Passenger rail service was partially restored Monday in southern Pakistan, a day after a train derailed in the region, killing at least 30 people and injuring scores, officials said. Families were holding funerals for the victims of the crash.

According to Aqeel Ahmed Qureshi, a doctor at a hospital in the district of Nawabshah in Sindh province, 27 bodies of the victims have been handed over to relatives for burials while three bodies have still to be identified.

Dozens of injured people remained in hospital as funerals got underway on Monday. Railways Minister Khawaja Saad Rafiq said engineers had opened a probe into the train accident.

"Unfortunately," he told reporters, "we don't have enough funds to properly maintain our aging railway tracks, and yesterday's train crash apparently took place because of it."

Sunday's crash happened when 10 cars of the Hazara Express train went off the tracks near the Sarhari railway station.

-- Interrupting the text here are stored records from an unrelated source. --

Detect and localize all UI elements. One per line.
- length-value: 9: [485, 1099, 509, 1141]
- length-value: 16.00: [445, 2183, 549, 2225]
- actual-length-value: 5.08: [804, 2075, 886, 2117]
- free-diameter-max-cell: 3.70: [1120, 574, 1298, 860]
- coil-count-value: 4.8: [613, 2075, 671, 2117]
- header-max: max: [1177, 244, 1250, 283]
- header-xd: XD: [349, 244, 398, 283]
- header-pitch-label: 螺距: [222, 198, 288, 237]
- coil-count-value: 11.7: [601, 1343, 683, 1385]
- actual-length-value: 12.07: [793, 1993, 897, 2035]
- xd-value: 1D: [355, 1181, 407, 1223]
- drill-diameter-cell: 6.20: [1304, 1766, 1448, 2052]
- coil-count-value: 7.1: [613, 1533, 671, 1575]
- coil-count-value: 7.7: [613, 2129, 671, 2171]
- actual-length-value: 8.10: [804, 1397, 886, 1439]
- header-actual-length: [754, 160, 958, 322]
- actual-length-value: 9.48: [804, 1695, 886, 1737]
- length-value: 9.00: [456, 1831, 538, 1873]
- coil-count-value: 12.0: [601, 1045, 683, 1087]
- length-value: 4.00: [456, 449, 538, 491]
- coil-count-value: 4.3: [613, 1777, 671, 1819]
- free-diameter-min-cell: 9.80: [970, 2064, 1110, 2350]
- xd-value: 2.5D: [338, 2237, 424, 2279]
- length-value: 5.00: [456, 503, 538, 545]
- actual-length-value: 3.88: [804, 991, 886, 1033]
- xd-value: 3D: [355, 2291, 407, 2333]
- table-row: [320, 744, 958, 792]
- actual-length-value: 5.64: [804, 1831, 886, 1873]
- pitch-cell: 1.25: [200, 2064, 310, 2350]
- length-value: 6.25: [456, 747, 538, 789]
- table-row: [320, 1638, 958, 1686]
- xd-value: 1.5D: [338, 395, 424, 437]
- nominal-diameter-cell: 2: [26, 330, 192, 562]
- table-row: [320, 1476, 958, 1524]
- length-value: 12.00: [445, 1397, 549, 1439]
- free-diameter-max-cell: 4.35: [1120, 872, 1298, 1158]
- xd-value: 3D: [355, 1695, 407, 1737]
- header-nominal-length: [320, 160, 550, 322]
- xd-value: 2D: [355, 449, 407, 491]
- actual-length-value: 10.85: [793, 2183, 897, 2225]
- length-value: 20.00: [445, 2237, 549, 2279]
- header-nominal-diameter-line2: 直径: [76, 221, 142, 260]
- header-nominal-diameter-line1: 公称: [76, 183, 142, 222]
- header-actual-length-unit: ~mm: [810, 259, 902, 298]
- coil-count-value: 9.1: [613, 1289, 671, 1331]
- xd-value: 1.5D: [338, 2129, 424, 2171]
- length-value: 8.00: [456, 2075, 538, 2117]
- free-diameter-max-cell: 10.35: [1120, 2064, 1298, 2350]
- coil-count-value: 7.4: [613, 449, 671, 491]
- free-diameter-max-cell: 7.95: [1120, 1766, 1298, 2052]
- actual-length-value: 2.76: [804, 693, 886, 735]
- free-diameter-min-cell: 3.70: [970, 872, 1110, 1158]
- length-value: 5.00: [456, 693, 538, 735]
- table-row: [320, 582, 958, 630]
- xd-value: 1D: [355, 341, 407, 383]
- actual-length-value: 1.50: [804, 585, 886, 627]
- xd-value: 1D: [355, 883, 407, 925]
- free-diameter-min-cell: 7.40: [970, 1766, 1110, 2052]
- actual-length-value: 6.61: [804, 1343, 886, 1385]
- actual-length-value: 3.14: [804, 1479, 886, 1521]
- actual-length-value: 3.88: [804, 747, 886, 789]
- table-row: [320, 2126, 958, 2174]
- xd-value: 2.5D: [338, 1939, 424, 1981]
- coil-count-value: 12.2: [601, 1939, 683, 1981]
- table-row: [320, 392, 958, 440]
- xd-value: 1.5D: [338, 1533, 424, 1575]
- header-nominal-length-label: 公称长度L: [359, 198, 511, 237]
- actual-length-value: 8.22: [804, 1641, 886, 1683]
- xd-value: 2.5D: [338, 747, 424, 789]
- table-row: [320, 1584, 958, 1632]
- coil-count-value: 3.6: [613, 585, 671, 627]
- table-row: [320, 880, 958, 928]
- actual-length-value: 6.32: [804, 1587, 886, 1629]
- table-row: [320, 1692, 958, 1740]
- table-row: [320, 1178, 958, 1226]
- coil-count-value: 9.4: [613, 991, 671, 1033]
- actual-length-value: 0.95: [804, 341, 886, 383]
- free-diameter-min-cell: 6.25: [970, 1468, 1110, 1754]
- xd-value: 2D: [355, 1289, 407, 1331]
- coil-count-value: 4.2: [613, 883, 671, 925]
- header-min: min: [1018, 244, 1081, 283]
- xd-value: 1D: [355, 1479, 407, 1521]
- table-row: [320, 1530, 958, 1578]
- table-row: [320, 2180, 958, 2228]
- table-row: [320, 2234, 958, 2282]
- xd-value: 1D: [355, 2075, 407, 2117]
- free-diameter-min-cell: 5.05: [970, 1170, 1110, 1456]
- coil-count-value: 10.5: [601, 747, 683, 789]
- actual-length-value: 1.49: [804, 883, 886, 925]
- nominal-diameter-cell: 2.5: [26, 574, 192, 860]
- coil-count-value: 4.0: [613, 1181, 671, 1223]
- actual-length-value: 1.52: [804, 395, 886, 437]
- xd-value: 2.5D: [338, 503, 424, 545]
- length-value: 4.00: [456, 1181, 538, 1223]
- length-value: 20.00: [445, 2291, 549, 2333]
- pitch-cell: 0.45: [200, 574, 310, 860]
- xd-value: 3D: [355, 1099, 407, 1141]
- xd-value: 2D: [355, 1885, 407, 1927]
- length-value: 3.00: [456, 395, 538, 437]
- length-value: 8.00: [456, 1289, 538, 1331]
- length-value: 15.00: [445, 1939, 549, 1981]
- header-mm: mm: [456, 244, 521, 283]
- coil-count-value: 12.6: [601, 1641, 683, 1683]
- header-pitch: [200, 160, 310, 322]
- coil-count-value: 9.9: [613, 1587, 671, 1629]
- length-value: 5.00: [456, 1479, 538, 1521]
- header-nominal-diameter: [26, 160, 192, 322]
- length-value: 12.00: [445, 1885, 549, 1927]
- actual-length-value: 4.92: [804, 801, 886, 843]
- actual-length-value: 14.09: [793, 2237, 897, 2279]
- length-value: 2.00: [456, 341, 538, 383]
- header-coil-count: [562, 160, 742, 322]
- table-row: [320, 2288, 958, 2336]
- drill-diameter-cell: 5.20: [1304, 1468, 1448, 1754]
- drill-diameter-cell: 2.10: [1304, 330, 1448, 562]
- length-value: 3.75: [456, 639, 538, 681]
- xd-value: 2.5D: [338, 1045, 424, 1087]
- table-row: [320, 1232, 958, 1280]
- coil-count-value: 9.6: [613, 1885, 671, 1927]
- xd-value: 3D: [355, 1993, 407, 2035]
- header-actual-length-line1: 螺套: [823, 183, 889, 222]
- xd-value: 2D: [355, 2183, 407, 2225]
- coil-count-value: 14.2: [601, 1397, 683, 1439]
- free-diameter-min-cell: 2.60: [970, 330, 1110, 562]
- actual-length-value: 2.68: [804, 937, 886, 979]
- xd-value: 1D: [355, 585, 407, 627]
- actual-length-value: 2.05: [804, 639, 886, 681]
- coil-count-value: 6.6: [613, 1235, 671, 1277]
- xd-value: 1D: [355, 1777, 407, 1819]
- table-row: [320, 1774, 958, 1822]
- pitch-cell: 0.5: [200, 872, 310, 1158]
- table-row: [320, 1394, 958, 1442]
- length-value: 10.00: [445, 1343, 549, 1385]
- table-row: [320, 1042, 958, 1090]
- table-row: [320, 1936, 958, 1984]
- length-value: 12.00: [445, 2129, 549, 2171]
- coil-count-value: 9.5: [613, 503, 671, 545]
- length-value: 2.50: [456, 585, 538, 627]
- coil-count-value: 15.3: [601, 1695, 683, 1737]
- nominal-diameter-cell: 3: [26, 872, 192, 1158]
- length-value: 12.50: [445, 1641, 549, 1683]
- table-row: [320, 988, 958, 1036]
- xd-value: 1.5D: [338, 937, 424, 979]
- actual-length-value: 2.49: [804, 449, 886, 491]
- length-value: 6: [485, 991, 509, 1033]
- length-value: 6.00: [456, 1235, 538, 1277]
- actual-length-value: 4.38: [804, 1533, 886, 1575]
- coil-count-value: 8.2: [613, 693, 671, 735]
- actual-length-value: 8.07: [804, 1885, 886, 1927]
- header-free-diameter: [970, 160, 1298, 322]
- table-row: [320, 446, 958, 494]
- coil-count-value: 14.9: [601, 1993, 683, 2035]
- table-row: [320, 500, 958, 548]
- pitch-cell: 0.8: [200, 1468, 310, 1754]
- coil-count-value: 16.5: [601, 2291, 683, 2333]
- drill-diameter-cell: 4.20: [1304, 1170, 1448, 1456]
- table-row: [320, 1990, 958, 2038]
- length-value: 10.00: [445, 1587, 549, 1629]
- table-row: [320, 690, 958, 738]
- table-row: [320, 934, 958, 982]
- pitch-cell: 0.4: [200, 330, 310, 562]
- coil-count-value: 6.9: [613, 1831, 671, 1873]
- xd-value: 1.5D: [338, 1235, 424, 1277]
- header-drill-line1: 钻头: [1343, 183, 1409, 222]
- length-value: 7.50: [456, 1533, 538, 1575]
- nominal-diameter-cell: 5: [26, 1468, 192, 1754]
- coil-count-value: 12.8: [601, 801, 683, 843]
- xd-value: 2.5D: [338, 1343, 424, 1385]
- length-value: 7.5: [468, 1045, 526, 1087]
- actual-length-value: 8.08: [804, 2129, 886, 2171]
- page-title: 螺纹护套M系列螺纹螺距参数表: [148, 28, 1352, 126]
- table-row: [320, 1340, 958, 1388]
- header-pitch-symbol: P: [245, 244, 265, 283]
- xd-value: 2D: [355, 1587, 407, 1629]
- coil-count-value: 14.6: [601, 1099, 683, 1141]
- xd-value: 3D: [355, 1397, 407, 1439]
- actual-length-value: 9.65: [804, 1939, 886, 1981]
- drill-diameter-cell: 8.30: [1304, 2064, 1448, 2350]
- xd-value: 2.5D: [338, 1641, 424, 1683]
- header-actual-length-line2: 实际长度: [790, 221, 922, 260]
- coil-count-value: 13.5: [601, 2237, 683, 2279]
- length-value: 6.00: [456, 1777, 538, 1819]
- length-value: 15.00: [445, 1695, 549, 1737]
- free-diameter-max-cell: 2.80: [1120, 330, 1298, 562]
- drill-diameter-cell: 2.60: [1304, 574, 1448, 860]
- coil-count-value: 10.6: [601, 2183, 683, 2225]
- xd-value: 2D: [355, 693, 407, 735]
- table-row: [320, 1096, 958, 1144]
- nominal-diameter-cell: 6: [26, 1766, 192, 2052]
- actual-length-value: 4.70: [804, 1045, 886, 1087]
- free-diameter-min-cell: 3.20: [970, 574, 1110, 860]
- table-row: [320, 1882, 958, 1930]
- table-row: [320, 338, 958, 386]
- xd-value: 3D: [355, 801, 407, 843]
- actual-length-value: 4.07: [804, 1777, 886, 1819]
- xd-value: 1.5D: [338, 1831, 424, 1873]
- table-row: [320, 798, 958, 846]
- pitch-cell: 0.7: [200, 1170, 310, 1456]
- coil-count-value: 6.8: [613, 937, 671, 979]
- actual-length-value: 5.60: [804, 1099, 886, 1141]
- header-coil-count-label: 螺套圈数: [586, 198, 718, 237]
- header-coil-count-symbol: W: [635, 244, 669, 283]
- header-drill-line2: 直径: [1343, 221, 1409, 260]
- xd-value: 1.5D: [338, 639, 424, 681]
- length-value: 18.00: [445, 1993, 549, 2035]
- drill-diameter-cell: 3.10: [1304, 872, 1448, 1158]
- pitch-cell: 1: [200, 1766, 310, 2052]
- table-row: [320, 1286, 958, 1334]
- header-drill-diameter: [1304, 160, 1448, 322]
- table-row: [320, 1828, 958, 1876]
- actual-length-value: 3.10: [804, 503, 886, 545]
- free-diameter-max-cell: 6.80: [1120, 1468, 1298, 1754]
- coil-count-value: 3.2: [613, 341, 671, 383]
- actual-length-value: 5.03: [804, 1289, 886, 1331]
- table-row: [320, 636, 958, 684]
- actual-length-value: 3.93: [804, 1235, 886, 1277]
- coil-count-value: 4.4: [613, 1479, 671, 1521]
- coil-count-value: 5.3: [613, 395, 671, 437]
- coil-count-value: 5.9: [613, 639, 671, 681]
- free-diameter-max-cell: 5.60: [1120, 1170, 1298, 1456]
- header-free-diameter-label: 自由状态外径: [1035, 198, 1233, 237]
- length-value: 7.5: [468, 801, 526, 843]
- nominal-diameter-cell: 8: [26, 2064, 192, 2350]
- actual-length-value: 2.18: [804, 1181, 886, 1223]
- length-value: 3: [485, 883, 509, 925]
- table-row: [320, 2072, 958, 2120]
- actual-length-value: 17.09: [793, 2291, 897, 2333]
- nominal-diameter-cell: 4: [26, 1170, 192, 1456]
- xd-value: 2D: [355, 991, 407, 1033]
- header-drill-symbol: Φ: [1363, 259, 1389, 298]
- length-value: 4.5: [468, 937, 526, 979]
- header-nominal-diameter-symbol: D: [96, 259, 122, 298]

Train traffic was suspended, and work on the main line is still underway, Baloch said.

On Monday, local television stations showed engineers clearing the railway track. "We have been told by engineers that the rail service will be fully restored today," Baloch said.

After the crash, many passengers complained that they were waiting for the resumption of the train service from Karachi to the eastern Punjab province.

Authorities say military and paramilitary troops helped rescue workers to get trapped passengers. out The most seriously injured were transported to distant hospitals in military helicopters for better treatment.

Train accidents in Pakistan are often the result of poor railway infrastructure and official negligence.

In 2021, at least 65 people were killed in Sindh province when two trains collided in the district of Ghotki. In 1990, a packed passenger train plowed into a standing freight train in southern Pakistan, killing 210 people in the worst rail disaster in the nation's history.